Я стараюсь избегать интервью. Вовсе не потому, что такой гордый, звездный или вредный. И уж совсем не потому, что не уважаю профессию журналиста, – каждый труд почетен. Просто дело в том, что некоторым изданиям нужен только мусор, как будто в жизни нет больше ничего светлого и интересного. Работа над новой ролью, мои чувства и мысли интересуют далеко не всех акул пера. Зато им интересно, в каком доме я живу, с кем сплю, что ем и чем запиваю…
Лет десять-пятнадцать назад я разыграл репортеров из одной латвийской желтой газеты. Они жаждали узнать подробности моей личной жизни, а я в то время репетировал в Новом Рижском театре – и пригласил их именно туда. Назвал адрес… А вместо номера квартиры – номер гримерки. Приезжают журналист и фотограф утром по адресу – у нас накануне премьера была, и мы – немножко подшофе – сидим во дворе с коллегами.
В Нью-Йорке после съемок «Дронго»
«Послушайте, но это же театр!» – возмущаются журналисты. – «Это и есть мой дом». – «А где же ваш холодильник?» А я им термос для льда показываю: «Вот он, ношу всегда с собой. Еда? Люблю поесть на газетке, кстати, вот остатки колбаски. И супчик в мисочке». – «А как же ваша семья?» – «Мои коллеги по театру и есть моя семья. А спим мы здесь, во дворе – любим сквозняк. Кстати, лично я сплю стоя. Как конь». – «Но все-таки – где ваша квартира?» Веду, показываю гримерку с театральными костюмами.
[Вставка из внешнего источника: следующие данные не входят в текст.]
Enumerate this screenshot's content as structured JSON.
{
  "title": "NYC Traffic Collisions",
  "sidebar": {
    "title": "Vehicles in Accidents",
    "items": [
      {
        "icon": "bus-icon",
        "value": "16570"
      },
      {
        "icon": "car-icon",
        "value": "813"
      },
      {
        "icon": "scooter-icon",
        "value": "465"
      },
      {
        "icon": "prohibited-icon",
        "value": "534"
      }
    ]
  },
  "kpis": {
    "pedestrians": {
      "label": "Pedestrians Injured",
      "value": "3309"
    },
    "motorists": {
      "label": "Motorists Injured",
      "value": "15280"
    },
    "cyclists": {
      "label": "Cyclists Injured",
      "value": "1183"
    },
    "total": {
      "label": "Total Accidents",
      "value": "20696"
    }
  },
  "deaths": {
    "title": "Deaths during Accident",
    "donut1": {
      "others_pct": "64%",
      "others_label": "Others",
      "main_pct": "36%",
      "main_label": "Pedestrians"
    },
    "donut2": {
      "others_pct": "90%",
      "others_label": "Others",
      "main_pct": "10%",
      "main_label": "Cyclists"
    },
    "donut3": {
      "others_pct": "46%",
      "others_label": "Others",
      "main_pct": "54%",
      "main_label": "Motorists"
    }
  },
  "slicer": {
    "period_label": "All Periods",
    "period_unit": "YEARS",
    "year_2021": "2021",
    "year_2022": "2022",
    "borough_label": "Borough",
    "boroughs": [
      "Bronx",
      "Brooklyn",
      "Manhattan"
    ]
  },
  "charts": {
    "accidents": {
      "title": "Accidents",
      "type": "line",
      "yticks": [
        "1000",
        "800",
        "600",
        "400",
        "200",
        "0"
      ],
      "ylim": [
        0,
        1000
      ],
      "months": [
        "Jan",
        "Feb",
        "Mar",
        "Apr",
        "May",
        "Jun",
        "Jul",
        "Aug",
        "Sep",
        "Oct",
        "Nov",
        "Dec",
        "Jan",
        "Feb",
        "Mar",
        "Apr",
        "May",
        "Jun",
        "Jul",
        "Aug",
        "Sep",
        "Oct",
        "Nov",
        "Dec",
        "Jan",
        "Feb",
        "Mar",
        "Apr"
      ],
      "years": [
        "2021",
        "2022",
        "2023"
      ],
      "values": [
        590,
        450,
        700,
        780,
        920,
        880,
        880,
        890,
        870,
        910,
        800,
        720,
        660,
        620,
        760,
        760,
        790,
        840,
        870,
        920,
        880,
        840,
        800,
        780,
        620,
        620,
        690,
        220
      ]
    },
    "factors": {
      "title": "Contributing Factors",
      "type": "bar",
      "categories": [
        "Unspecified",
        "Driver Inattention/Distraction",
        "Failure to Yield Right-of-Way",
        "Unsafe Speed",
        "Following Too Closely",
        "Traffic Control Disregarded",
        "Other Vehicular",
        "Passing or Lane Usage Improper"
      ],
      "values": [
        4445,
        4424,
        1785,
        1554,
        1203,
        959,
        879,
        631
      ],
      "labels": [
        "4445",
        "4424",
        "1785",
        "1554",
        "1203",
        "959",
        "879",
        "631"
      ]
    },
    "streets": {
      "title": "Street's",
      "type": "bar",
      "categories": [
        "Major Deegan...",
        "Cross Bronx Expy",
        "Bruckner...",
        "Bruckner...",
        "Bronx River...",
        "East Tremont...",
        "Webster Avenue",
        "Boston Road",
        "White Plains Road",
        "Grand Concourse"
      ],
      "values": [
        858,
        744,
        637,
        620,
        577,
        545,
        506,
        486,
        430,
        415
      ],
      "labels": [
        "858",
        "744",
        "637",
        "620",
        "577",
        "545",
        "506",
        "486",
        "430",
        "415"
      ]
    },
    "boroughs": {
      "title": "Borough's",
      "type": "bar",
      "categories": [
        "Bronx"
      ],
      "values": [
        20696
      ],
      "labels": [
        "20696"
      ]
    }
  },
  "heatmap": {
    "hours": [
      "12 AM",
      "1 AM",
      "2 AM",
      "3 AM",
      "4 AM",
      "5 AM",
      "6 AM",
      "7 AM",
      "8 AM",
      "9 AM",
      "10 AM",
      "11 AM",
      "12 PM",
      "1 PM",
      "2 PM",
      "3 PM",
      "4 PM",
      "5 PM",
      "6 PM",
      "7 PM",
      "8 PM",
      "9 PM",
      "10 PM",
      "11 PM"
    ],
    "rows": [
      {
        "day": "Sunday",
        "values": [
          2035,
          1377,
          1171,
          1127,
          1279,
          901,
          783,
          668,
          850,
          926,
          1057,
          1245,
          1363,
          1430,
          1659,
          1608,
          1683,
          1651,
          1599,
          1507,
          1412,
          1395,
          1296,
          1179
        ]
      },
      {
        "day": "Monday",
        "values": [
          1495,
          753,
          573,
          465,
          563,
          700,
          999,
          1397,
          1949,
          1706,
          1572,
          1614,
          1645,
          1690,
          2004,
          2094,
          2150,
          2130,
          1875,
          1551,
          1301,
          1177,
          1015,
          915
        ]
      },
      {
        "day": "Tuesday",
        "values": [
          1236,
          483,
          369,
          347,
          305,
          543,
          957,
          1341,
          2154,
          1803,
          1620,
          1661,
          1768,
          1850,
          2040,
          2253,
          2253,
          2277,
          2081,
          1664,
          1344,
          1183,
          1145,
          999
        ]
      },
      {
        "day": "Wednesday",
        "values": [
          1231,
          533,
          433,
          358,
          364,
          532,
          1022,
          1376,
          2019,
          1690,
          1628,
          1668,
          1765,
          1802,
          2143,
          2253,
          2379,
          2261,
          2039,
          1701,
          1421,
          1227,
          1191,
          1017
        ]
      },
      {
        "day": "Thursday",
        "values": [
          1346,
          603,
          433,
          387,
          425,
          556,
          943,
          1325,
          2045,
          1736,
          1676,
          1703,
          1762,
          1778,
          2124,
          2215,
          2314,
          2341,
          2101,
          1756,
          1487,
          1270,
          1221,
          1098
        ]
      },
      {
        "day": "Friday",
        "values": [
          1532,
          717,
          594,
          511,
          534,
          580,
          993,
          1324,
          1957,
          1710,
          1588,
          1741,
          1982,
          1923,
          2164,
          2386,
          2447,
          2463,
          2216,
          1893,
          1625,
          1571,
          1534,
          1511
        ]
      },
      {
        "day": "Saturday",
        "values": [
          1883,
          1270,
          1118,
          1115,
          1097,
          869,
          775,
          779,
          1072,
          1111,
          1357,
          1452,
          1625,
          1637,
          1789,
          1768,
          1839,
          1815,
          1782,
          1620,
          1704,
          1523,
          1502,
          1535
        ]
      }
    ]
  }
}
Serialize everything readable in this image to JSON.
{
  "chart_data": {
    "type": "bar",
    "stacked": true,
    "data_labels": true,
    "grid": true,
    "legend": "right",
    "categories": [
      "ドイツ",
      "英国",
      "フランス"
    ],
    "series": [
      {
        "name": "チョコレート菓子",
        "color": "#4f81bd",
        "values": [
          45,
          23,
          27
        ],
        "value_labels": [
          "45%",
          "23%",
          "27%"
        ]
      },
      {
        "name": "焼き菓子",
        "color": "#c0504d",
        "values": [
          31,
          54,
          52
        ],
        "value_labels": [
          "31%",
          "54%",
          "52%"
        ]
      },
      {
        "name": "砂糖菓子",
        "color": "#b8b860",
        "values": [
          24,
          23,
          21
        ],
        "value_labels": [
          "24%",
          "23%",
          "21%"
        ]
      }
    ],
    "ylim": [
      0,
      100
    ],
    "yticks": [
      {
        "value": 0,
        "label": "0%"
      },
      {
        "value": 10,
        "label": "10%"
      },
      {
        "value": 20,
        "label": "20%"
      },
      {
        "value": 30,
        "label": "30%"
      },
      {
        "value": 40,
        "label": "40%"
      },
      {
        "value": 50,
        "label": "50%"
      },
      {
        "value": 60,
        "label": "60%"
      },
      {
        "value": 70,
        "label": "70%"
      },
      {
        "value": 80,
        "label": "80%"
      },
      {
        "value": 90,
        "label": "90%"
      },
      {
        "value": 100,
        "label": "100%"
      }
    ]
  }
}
Говорю, что здесь я тоже иногда сплю, потом показываю на раковину в коридоре: «Вот здесь я делаю все. Мою руки и вообще…» Статья вышла под заголовком, который был напечатан огромными буквами: «Ивар Калныньш писает в раковину».
* * *
Однажды – был такой грех – я дал фотографу в ухо. Мы с бывшей женой решили первого сентября отвести вместе сына Микуса в школу. Да, у нас давно другие семьи, но парню это было важно! Идем втроем. Солнце светит. Настроение отличное. Смотрю – стоят папарацци наизготовку с объективами – поджидают уже. Мы повернули к черному ходу. А там тоже двое фотографов в засаде, и прямо к нам – со вспышками! Ну, я одному из них и врезал… У меня в этом плане советское воспитание. Простое как три копейки. Сначала нужно спросить: а можно ли вас снимать? И дождаться ответа. Да, ребята, я понимаю: у вас такой бизнес, вам наплевать на мое личное пространство… Ну а мне-то как жить? В общем, испортили нам праздник…
В общении с журналистами каких только казусов не происходило! Наверное, у меня чувство юмора специфическое. Спрашивают про ревность – отвечаю, что отрезаю женам головы. И это принимается за чистую монету. Задают вопрос про день рождения – говорю, что помню самый первый: сначала было темно, а потом стало светло, выглянуло солнце… Тоже «съедается», и появляется заголовок: «Актер помнит себя с самого первого дня рождения»… В одном издании даже написали, что ради любимой женщины Ивар Калныньш прополз по-пластунски по битому стеклу, в холоде и голоде…
Ну как, зачислили меня в журналистоненавистники? Совершенно напрасно! Я очень уважаю профессионализм и профессионалов, и мне совершенно неважно кто он – сантехник, режиссер, актер или корреспондент. Но поверьте, любопытство и глупость не имеют к профессионализму никакого отношения.
ЛАРИСА ВЕРБИЦКАЯ:
«Не могу сказать, чтобы я могла бы влюбиться в его экранный образ Тома Феннела, – это мне вообще несвойственно … Но так или иначе Ивap в какой-то степени повлиял на мой выбор спутника жизни. Мне нравятся мужчины такого типажа: красивые, статные, умные, глубокие, надежные …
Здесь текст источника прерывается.